Но военком меня успокоил. Он сказал, что гравировку по просьбе военкомата сделали в часовой мастерской. Раз пистолет прислан Лосем для меня, ну как бы в награду за поимку шпиона, военком и решил, так сказать, увековечить это гравировкой. Вот и все. Понял?
— Да, но почему именно «сыну Лося»? Почему не «Дмитрию Кирикову» или хотя бы просто «Мите»?
— Я тоже об этом спрашивал, — вздохнул Митя. — Военком объяснил просто: чтобы не разглашать имя и фамилию, решили дать мне партизанскую кличку. Назвали «Лосенком». Могли бы и по-другому…
Даже в такую минуту откровенного разговора Митя не решился поделиться с Ленькой своими самыми тайными мыслями — мыслями об отце.
Отец его, когда началась война, работал секретарем райкома партии. В июле 1941 года его вызвали в обком партии и прямо оттуда отправили на фронт. От отца было одно-единственное письмо, которое оканчивалось как-то странно.
«Если писем от меня больше не будет, — писал отец, — не беспокойтесь: служба такая».
Но какая может быть служба, с которой нельзя даже письмо семье послать? Контрразведка? Едва ли, потому что отец не знает иностранных языков. После долгих размышлений Митя решил, что отец направлен в партизаны.
Когда в газетах, листовках и радиопередачах стали все чаще появляться сообщения о смелых действиях партизан никому не известного Лося, где-то в уголочке Митиного сердца родилась робкая надежда, что, может быть, и отец в этом отряде. Митя понимал, что фронт велик и партизанских отрядов на оккупированной врагом территории много. Но ему очень хотелось, чтобы отец оказался именно в отряде прославленного командира.
А потом, когда в военкомате впервые взял в руки пистолет и прочитал гравировку на вепсском языке, его ошеломила новая мысль: Лось — это и есть отец!.. И что бы ни говорил тогда военком, эта мысль не угасла. Тайная надежда крепко засела в душу Мити, но поделиться ею он не решался ни с кем, даже с дедушкой или с Никифоровым…
18
Сентябрь дышал холодом. С вечера на ложбины и пожни ложился низкий и плотный туман, над которым то тут, то там островерхими шлемами сказочных богатырей возвышались стога сена. Туман держался до тех пор, пока поднявшееся солнце не нагревало остывшую за ночь землю. Потом он начинал клубиться белесой дымкой и, поднимаясь все выше и выше, редел, таял. И тогда взору открывались зеленеющие отавой пожни, на которых паслись стада телят, овец и коров, и стога сена в клетушках изгородей.
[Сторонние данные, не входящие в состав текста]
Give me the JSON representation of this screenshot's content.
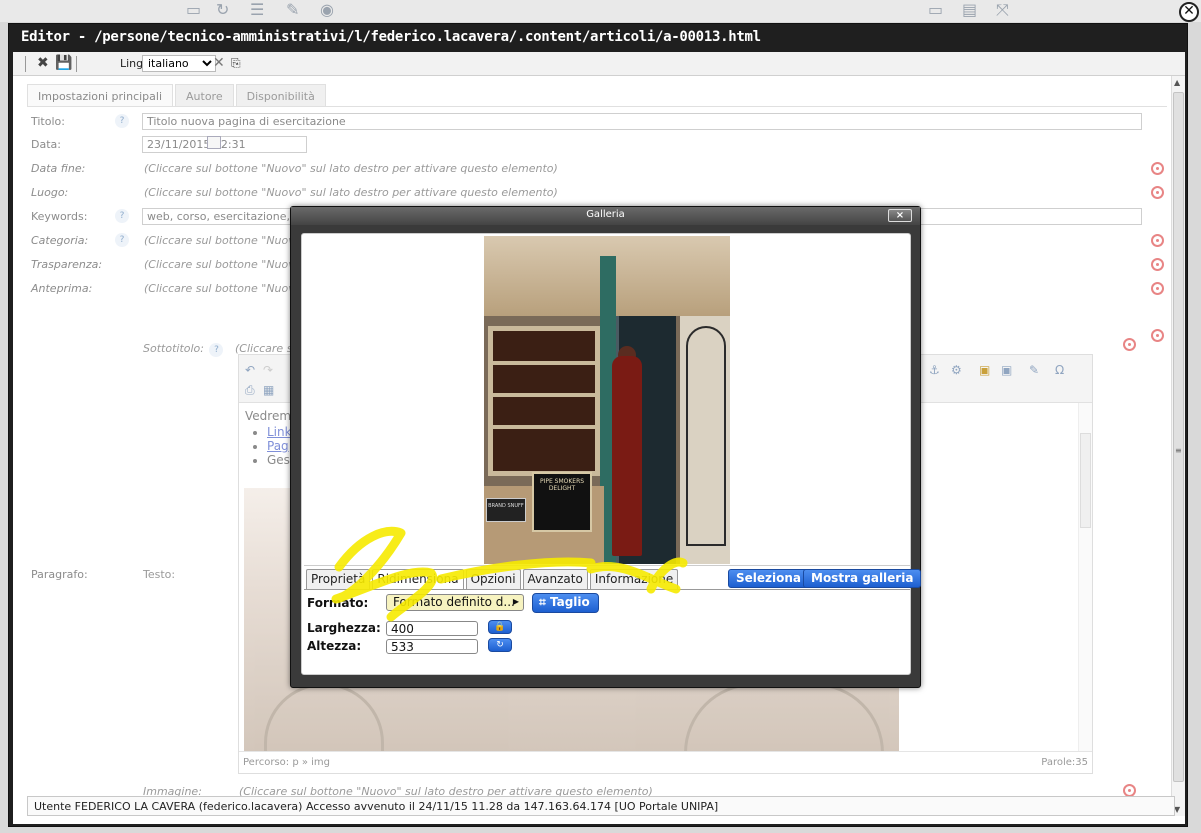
{
  "editor": {
    "title": "Editor - /persone/tecnico-amministrativi/l/federico.lacavera/.content/articoli/a-00013.html",
    "toolbar": {
      "language_label": "Lingua",
      "language_value": "italiano",
      "icons": [
        "delete-save-icon",
        "save-icon",
        "close-x-icon",
        "copy-icon"
      ]
    },
    "tabs": [
      "Impostazioni principali",
      "Autore",
      "Disponibilità"
    ],
    "fields": {
      "titolo": {
        "label": "Titolo:",
        "value": "Titolo nuova pagina di esercitazione"
      },
      "data": {
        "label": "Data:",
        "value": "23/11/2015 12:31"
      },
      "data_fine": {
        "label": "Data fine:",
        "hint": "(Cliccare sul bottone \"Nuovo\" sul lato destro per attivare questo elemento)"
      },
      "luogo": {
        "label": "Luogo:",
        "hint": "(Cliccare sul bottone \"Nuovo\" sul lato destro per attivare questo elemento)"
      },
      "keywords": {
        "label": "Keywords:",
        "value": "web, corso, esercitazione,"
      },
      "categoria": {
        "label": "Categoria:",
        "hint": "(Cliccare sul bottone \"Nuovo\" s"
      },
      "trasparenza": {
        "label": "Trasparenza:",
        "hint": "(Cliccare sul bottone \"Nuovo\" s"
      },
      "anteprima": {
        "label": "Anteprima:",
        "hint": "(Cliccare sul bottone \"Nuovo\" s"
      },
      "sottotitolo": {
        "label": "Sottotitolo:",
        "hint": "(Cliccare sul"
      },
      "paragrafo": {
        "label": "Paragrafo:"
      },
      "testo": {
        "label": "Testo:"
      },
      "immagine": {
        "label": "Immagine:",
        "hint": "(Cliccare sul bottone \"Nuovo\" sul lato destro per attivare questo elemento)"
      }
    },
    "rte": {
      "content_start": "Vedremo",
      "list": [
        "Link",
        "Pag",
        "Ges"
      ],
      "path": "Percorso: p » img",
      "words": "Parole:35"
    },
    "status": "Utente FEDERICO LA CAVERA (federico.lacavera) Accesso avvenuto il 24/11/15 11.28 da 147.163.64.174 [UO Portale UNIPA]"
  },
  "gallery": {
    "title": "Galleria",
    "close_label": "×",
    "tabs": [
      "Proprietà",
      "Ridimensiona",
      "Opzioni",
      "Avanzato",
      "Informazione"
    ],
    "active_tab": "Ridimensiona",
    "buttons": {
      "select": "Seleziona",
      "show": "Mostra galleria",
      "crop": "Taglio"
    },
    "form": {
      "format_label": "Formato:",
      "format_value": "Formato definito d...",
      "width_label": "Larghezza:",
      "width_value": "400",
      "height_label": "Altezza:",
      "height_value": "533"
    },
    "image_text": {
      "sign": "PIPE SMOKERS DELIGHT",
      "banner": "BRAND SNUFF"
    },
    "highlight_color": "#f6ea00"
  }
}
На фронте наступило затишье, а колхозная жизнь шла своим чередом.
Бабы дожинали овес и пшеницу, связывая их в снопы и укладывая в суслоны, старики выпахивали картошку, которую собирали вслед за плугом школьники. А те, кто покрепче, пахали зябь.
Митя и Ленька тоже пахали.
Всем телом налегая на плуг, вцепившись в него коричневыми от загара и грязи руками, Ленька медленно шел по борозде. Тяжелый пласт суглинка узкой лентой скользил с отполированного добела отвала и, переворачиваясь, ложился в борозду. Перед глазами, словно маятники, мелькали широкие копыта мерина да ровной бровкой тянулась кромка пашни, ощетинившаяся стерней.
Порою Леньке казалось, что этой плотной, слежавшейся кромке земли, в которую с таким трудом врезается плуг, не будет конца. В такие минуты руки сами собой расслаблялись, плуг соскальзывал в борозду, и нужно было большое усилие, чтобы поставить его на место.
Митя, идущий обычно впереди, каким-то внутренним чутьем угадывал этот момент. Он останавливал свою мокрую от пота лошадь, сваливал плуг набок, оборачивался к Леньке и кричал:
— Перекур!..
Ленька, еще не успевший поднять плуг на кромку, ронял его и устало ложился на землю, разгибая разгоряченную ноющую спину. Митя ложился рядом. Ребята молча смотрели на небо, такое мирное, что меньше всего хотелось думать о войне.